Lesson Title: Key Points

WelcomeWelcome

This lesson on Natural language processing in Python is for researchers working in the field of Humanities and/or Social Sciences
This lesson is an introduction to NLP and aims at implementing first practical NLP applications from scratch

Preprocessing involves a number of steps that one can apply to their text to prepare it for further processing.
Preprocessing is important because it can improve your results
You do not always need to do all preprocessing steps.
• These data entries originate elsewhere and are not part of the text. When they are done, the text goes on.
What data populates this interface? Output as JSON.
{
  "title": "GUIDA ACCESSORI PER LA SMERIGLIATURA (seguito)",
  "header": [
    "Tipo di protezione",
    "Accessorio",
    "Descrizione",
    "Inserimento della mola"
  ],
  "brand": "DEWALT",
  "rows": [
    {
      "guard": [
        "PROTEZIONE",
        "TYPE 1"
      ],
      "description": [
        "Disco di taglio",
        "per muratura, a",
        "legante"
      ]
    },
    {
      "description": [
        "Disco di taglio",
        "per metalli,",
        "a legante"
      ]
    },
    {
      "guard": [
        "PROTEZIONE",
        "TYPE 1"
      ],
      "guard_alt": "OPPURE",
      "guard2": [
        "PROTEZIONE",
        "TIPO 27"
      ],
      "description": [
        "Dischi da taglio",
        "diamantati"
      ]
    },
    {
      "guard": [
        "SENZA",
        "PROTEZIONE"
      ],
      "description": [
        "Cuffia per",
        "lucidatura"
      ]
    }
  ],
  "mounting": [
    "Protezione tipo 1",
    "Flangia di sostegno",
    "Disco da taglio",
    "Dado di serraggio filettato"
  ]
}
It depends on the task at hand which preprocessing steps are important.
A number of preprocessing steps are: lowercasing, tokenization, stop word removal, lemmatization, part-of-speech tagging.
Often you can use a pretrained model to process and analyse your data.

We can represent text as vectors of numbers (which makes it interpretable for machines)
The most efficient and useful way is to use word embeddings
We can easily compute how words are similar to each other with the cosine similarity
Dimensions in corpus-based word embeddings are many and not transparent

We can explore linguistic categories via word2vec by extracting the vectors of words belonging to some category we wish to investigate
To visualise word embeddings we must reduce their dimensions to 2
Word2vec does not deal very efficiently with polysemy as it does not allow to extract a different embedding to a word depending on its context

We can both train or load a pre-trained word2vec model
Embeddings of a trained model will reflect the statistics of the input dataset
Loading a (big) pre-trained word2vec model allows us to get embeddings that better reflect the syntactic and semantic relationship among (pairs of) words. Using one or the other will depend on your research question.